Trusts could be enormously helpful
Sara Maccallum, senior partner at Boodle Hatfield, says that in the aftermath of the Brexit vote, trusts could be very helpful for UHNWIs who settle assets before becoming deemed domiciled, as they are at present for IHT purposes.
Should UK residential property owners wind up holding structures now or hope for the relief that was hinted at in the last budget?
This is a surprisingly difficult question. On the one hand if the relief does materialise then clients who have wound up structures before may understandably feel aggrieved if this proved more expensive than if they had just waited. On the other hand we have no guarantees that any relief will materialise and April 2017 is rapidly approaching. The best course for clients is to get advice now about whether winding up is advisable for them and if so what the tax consequences of doing so now would be, so that they are in a position to judge whether any reliefs are likely to enhance their position. If they are, they may do better to hang on.

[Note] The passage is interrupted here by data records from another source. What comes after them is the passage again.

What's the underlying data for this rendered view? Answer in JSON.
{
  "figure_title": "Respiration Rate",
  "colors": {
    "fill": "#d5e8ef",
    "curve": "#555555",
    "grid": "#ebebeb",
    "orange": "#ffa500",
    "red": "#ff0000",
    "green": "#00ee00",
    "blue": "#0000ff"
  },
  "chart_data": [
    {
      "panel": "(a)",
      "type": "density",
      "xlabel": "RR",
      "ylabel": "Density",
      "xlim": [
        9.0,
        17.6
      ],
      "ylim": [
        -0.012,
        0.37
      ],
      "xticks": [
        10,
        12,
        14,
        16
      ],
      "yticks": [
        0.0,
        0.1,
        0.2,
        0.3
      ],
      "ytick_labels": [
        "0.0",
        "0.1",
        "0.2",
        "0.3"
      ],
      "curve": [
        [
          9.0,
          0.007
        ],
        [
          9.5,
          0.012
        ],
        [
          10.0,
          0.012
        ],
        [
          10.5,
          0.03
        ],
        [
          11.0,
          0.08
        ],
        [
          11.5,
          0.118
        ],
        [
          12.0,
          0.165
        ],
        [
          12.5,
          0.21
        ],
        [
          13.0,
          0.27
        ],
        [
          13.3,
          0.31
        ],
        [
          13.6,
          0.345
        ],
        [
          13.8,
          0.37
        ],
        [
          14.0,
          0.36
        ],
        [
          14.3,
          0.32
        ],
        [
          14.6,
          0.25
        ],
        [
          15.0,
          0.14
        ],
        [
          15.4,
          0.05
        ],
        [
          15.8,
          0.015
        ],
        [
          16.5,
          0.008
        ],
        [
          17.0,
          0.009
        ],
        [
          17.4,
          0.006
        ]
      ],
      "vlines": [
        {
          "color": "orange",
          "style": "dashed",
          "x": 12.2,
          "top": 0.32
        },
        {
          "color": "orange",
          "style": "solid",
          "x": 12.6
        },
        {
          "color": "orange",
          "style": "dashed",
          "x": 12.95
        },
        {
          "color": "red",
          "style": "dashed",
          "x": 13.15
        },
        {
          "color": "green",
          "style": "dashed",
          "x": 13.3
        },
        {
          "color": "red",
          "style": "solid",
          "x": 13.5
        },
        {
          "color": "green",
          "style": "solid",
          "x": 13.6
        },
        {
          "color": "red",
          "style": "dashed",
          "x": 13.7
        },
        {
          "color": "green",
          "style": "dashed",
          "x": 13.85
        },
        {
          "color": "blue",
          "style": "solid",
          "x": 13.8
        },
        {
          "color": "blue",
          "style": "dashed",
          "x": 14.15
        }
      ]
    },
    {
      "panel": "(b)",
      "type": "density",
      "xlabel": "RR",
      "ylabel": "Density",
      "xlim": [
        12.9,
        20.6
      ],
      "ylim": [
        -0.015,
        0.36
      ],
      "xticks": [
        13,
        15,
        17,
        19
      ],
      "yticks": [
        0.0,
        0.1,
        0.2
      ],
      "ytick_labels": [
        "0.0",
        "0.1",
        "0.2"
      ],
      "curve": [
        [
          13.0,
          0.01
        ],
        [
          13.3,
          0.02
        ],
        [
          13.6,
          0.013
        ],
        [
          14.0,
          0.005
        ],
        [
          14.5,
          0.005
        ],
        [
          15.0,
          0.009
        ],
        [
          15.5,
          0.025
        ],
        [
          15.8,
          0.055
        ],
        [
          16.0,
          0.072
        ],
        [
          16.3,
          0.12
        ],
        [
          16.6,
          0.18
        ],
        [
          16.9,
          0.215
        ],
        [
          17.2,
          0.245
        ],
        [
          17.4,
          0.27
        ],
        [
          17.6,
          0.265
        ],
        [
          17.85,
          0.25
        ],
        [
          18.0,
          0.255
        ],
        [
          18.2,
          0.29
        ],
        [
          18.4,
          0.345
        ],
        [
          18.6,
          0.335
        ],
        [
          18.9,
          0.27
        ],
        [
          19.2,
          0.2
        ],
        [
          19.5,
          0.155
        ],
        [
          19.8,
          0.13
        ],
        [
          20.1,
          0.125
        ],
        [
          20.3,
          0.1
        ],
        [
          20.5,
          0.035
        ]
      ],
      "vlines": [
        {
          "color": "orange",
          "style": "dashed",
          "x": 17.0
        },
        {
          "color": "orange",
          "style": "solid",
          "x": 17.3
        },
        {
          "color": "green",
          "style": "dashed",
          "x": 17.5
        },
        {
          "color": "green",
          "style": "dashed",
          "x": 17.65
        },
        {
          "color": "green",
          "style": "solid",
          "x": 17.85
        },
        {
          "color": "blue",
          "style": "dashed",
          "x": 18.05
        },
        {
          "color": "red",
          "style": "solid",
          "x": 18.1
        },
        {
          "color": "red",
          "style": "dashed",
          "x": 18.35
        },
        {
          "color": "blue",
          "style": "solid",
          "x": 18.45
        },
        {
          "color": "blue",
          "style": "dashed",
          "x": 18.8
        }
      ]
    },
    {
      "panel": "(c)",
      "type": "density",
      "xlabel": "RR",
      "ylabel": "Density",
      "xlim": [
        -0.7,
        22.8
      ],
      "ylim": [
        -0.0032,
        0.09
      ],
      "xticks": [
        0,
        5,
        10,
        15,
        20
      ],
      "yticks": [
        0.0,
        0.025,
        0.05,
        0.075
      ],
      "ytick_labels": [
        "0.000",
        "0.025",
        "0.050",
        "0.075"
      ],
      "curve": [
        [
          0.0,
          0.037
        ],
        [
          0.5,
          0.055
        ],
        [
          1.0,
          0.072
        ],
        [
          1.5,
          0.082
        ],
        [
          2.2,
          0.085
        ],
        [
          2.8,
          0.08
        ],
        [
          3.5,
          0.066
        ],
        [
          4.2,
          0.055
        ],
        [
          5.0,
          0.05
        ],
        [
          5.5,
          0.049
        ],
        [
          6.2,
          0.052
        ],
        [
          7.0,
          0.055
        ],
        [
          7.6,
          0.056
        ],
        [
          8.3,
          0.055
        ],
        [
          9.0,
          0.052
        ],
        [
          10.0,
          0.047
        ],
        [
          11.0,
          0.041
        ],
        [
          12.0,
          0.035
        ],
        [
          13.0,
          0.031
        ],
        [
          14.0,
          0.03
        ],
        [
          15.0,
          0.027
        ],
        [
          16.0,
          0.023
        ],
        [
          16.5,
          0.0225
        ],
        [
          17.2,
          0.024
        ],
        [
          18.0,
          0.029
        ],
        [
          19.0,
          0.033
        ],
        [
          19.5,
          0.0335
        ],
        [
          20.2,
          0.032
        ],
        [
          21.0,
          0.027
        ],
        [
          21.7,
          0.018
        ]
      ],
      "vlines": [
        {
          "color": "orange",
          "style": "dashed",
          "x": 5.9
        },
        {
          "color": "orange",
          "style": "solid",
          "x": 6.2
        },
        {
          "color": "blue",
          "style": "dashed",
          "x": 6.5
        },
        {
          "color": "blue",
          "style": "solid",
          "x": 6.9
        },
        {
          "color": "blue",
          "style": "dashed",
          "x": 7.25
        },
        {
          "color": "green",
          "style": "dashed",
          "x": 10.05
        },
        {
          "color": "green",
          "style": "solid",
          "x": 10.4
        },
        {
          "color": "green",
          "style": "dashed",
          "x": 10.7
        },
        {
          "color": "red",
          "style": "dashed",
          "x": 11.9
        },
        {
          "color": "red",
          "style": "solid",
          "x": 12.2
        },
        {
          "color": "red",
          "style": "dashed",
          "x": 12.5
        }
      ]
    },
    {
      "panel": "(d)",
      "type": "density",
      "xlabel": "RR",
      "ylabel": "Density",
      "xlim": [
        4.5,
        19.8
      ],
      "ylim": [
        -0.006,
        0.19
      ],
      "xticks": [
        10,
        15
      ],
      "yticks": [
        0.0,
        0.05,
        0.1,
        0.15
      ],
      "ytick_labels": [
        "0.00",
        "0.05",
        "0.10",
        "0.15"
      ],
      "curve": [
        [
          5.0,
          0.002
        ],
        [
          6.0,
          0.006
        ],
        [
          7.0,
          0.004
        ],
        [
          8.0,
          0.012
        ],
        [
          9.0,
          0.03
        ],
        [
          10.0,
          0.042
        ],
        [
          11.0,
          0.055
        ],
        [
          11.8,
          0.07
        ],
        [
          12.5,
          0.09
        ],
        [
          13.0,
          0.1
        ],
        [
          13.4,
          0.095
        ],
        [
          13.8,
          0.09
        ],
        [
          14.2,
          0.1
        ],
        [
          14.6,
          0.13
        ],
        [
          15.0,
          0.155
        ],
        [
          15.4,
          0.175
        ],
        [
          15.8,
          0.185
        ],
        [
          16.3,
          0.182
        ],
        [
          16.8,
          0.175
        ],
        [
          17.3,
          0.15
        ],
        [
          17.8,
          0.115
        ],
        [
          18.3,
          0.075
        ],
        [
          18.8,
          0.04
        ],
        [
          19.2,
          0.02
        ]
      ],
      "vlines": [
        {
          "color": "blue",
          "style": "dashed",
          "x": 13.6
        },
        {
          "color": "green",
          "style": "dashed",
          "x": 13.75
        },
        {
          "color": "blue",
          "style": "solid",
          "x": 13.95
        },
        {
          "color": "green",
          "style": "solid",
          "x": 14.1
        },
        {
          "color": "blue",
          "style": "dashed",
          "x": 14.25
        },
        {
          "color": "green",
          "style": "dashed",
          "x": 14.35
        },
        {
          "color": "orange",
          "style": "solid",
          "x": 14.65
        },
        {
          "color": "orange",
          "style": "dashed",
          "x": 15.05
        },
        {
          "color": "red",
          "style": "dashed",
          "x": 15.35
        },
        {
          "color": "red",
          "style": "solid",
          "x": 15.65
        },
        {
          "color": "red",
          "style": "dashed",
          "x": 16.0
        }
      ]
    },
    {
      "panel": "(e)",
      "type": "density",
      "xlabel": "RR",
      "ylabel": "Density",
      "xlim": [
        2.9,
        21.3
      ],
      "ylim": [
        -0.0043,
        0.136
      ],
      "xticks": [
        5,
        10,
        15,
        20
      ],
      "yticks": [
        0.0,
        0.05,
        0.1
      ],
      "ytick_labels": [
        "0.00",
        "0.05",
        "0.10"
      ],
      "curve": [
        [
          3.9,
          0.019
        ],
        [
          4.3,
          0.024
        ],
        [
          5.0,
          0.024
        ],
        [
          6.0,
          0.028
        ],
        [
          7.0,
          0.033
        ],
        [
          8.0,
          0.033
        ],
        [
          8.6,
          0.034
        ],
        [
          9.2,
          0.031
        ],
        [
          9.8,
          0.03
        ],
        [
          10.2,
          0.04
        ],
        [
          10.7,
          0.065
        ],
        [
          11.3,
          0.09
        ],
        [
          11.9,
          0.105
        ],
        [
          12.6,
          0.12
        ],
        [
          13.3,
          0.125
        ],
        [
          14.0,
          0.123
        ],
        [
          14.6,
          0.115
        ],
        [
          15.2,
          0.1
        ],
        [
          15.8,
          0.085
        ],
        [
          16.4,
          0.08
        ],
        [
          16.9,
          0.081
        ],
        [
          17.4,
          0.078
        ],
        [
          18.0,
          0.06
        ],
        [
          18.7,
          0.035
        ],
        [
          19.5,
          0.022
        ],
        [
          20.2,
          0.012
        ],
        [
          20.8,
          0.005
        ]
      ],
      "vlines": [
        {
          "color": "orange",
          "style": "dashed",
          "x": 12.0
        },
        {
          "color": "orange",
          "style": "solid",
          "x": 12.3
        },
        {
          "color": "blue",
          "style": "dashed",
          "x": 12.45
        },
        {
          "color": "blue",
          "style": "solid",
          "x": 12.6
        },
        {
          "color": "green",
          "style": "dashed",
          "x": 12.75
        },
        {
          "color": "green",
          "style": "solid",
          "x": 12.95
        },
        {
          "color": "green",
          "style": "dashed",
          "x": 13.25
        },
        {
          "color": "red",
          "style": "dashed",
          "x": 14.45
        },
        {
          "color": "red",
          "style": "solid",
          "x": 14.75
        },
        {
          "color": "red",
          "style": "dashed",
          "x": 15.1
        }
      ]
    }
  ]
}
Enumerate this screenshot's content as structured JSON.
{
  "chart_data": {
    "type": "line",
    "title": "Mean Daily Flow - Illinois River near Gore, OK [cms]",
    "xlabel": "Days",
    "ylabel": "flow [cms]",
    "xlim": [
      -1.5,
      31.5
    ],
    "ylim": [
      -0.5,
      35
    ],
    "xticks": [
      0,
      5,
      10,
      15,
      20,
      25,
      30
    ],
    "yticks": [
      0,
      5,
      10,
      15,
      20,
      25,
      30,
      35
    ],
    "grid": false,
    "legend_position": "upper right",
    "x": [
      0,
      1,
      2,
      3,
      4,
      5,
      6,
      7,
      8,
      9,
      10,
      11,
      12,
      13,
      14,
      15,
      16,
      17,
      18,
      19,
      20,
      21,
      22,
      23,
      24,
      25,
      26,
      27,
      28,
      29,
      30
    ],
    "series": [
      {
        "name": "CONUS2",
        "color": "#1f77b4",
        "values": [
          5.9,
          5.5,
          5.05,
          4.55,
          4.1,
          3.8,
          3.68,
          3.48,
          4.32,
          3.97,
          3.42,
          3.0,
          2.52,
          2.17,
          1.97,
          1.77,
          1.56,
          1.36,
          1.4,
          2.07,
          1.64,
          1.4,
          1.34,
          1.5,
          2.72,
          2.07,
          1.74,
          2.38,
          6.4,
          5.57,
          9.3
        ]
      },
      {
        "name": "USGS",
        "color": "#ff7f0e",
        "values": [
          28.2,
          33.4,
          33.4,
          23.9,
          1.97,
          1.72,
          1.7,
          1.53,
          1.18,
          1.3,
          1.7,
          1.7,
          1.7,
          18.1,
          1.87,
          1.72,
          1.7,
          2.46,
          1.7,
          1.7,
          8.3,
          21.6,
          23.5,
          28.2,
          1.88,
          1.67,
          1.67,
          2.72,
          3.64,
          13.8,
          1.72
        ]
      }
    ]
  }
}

Could Brexit lead to lower corporation tax rates in the UK?
I am not sure about that. The rate of UK corporation tax is directly under the UK government’s control, so I suspect this will depend more on the economic outlook and strategy. The current uncertainty is helping no one and it would be better to have a timetable and a plan.
Will we see non-dom UHNW individuals leaving the UK?
The new rules are coming in from April 2017 and that does seem to be set in stone, assuming there is not a dramatic change of Government. When exactly we will see the next version of the rules does seem to depend on the referendum outcome. Draft legislation is expected to be published in December 2016 with the other draft legislation for inclusion in the Finance Bill 2017. There are already rumours that some non-doms are leaving although we are not necessarily seeing that. I suspect that going forward more individuals will seek to modify their stays in the UK so that whilst still spending a significant amount of time here they are not actually UK tax resident. Trusts could be enormously helpful for those who settle assets before becoming deemed domiciled, as they are at present for IHT purposes.
Where are we now with the new carried interest rules?
These rules were introduced in the second Finance Act of 2015 following the summer budget. More measures are now in the Finance Act 2016, concerning the tax treatment of performance-linked rewards of fund managers. The aim is broadly to ensure that bonuses paid to fund managers are taxed to income tax not to CGT as carried interest which should be limited to investment activities of the fund. The government also confirmed at the March budget that carried interest will be taxed at the higher of the CGT rates, twenty-eight percent or twenty percent, alongside residential property.
What trends do you see?
Increasing globalisation and increasing emphasis on tax transparency and international measures to combat tax evasion and perceived tax abuses, particularly in light of the Panama papers. This year has seen increasing taxation on residential property, particularly investment properties, and this is set to continue with the proposed reforms to UK residential property owned through offshore structures.